Expand the “services” part and click on “Storage Classic”.
This will automatically open a dialog window in which you have to specify the georeplication policy before you can continue.
Select the policy on which you have decided and click on “Set Policy”.
At this moment, we will not create a container. This will be done during the DBaaS guest creation.
I want the backups to use a separate dedicated account to access the storage container.
For this, I need to create a new user.
On the dashboard, click on “Users” in the navigation menu.
This will take you to the “user management” screen, which for some reason did not show a “add user option”.
(this seems to be a glitch in the dashboard, sometimes an “add” button is shown next to the tile / list options)
But you can click on “identity console” in the top right of the screen.
On which you do have an “add” option.
Fill in the details for the backup user.

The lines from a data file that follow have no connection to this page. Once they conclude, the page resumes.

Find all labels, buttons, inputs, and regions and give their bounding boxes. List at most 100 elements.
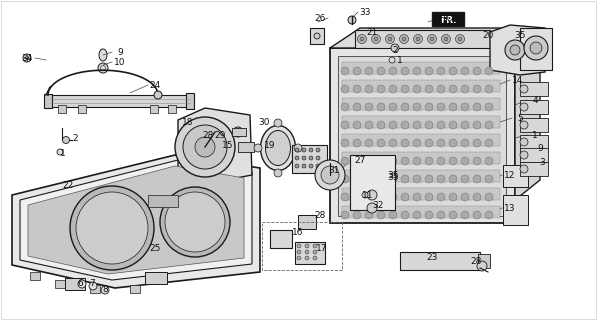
Circle shape [305, 250, 309, 254]
Text: 35: 35 [387, 171, 399, 180]
Text: 22: 22 [62, 180, 73, 189]
Circle shape [274, 169, 282, 177]
Circle shape [437, 175, 445, 183]
Circle shape [389, 175, 397, 183]
Circle shape [477, 261, 487, 271]
Circle shape [485, 67, 493, 75]
Circle shape [315, 160, 345, 190]
Circle shape [449, 103, 457, 111]
Circle shape [425, 193, 433, 201]
Circle shape [449, 157, 457, 165]
Circle shape [425, 139, 433, 147]
Circle shape [302, 164, 306, 168]
Text: 33: 33 [359, 7, 371, 17]
Circle shape [425, 157, 433, 165]
Circle shape [63, 137, 69, 143]
Circle shape [297, 244, 301, 248]
Circle shape [399, 35, 408, 44]
Circle shape [365, 139, 373, 147]
Circle shape [437, 211, 445, 219]
Text: 15: 15 [222, 140, 234, 149]
Circle shape [485, 175, 493, 183]
Circle shape [413, 121, 421, 129]
Circle shape [70, 186, 154, 270]
Circle shape [313, 250, 317, 254]
Circle shape [316, 156, 320, 160]
Text: 34: 34 [21, 53, 33, 62]
Text: 8: 8 [102, 285, 108, 294]
Bar [292, 145, 327, 173]
Circle shape [461, 175, 469, 183]
Text: 9: 9 [537, 143, 543, 153]
Text: 29: 29 [214, 131, 226, 140]
Circle shape [425, 103, 433, 111]
Circle shape [78, 280, 86, 288]
Circle shape [305, 256, 309, 260]
Bar [520, 135, 548, 149]
Text: 32: 32 [373, 201, 384, 210]
Text: 5: 5 [517, 114, 523, 123]
Circle shape [413, 193, 421, 201]
Circle shape [449, 85, 457, 93]
Circle shape [437, 67, 445, 75]
Circle shape [388, 37, 392, 41]
Circle shape [160, 187, 230, 257]
Circle shape [401, 103, 409, 111]
Bar [50, 95, 190, 107]
Circle shape [309, 156, 313, 160]
Circle shape [362, 192, 368, 198]
Bar [262, 222, 342, 270]
Circle shape [461, 193, 469, 201]
Circle shape [23, 54, 31, 62]
Bar [520, 82, 548, 96]
Circle shape [295, 148, 299, 152]
Circle shape [57, 149, 63, 155]
Circle shape [377, 67, 385, 75]
Circle shape [305, 244, 309, 248]
Circle shape [473, 175, 481, 183]
Circle shape [386, 35, 395, 44]
Circle shape [314, 33, 320, 39]
Text: 2: 2 [72, 133, 78, 142]
Circle shape [302, 156, 306, 160]
Circle shape [377, 121, 385, 129]
Text: 14: 14 [512, 76, 524, 84]
Text: 9: 9 [117, 47, 123, 57]
Circle shape [98, 63, 108, 73]
Circle shape [389, 103, 397, 111]
Bar [342, 116, 500, 128]
Circle shape [401, 121, 409, 129]
Circle shape [377, 103, 385, 111]
Text: 11: 11 [362, 190, 374, 199]
Circle shape [413, 103, 421, 111]
Circle shape [377, 85, 385, 93]
Ellipse shape [99, 49, 107, 61]
Polygon shape [28, 166, 244, 274]
Bar [355, 30, 490, 48]
Bar [58, 105, 66, 113]
Circle shape [389, 157, 397, 165]
Circle shape [456, 35, 464, 44]
Text: FR.: FR. [440, 15, 456, 25]
Text: 12: 12 [504, 171, 516, 180]
Circle shape [377, 175, 385, 183]
Bar [270, 230, 292, 248]
Circle shape [473, 157, 481, 165]
Circle shape [449, 121, 457, 129]
Text: 16: 16 [293, 228, 304, 236]
Text: 1: 1 [397, 55, 403, 65]
Text: 23: 23 [426, 253, 438, 262]
Circle shape [313, 244, 317, 248]
Circle shape [365, 121, 373, 129]
Circle shape [413, 175, 421, 183]
Circle shape [377, 139, 385, 147]
Circle shape [473, 211, 481, 219]
Circle shape [348, 16, 356, 24]
Circle shape [425, 175, 433, 183]
Bar [238, 142, 254, 152]
Bar [342, 98, 500, 110]
Circle shape [449, 193, 457, 201]
Circle shape [341, 193, 349, 201]
Circle shape [430, 37, 434, 41]
Circle shape [365, 157, 373, 165]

I opted to have the username to be different from the email address at this allows me to use the same email address as my own username.
Click on “Finish” to create the user.
The “interesting” thing here is that you can’t assign roles to this user from this screen and the “users” and dashboard option in the menu will take you to different screens than the users / dashboard links we used before.
You need to first click on the “My Services” option in the “Navigation Drawer”.
Which will take you to the “Dashboard” that we know.
From here click on users (either in the navigation menu or in the top^menu bar.
Click on the “backup usr” tile and select the “Roles” tab on the next page.
In the search field, enter “Storage Classic”.
Add “Storage_Administrator” and “Storage_ReadWriteGroup” in the roles box beneath “Storage Classic”.
In the mean time, you should have received an email to activate our backup user.
Click on the url in the mail to do so and set a password.
This finishes the creation of our backup user.
As I want to be able to communicate between IaaS and DBaaS guests, I’m going to setup a private subnet.
I just need a very small number of guests, so I’m going to use a /29 network.
To create this private subnet, we need to go to “Compute Classic”.
Normally this should be an option under “Services” in the “Navigation Menu”. But I noticed that it was often not shown there (Note that “Compute” is not the same as “Compute Classic”).
To work around this, you need to customize the dashboard and set the option for “Compute Classic” to “Show” instead of “Automatic”.
This will show a tile for “Compute Classic” in the dashboard and, as it seems, also the option in the navigation menu.
In the newly added tile, click on the hamburger menu and choose “Open Service Console”.
Go to the “Network” tab and select “IP Networks” in the left menu.
Click on the “Create IP Network” button.
Enter the details for our private subnet.
An ip exchange can be used to let multiple ip networks (different subnets) to communicate with each other.
We don’t need this for our setup, so just leave it blank.
In this chapter, we configured the storage georeplication policy, created a new dedicated user for the database backups and created a private subnet.
In Part 3 we will create the DBaaS guest and configure the network access to it.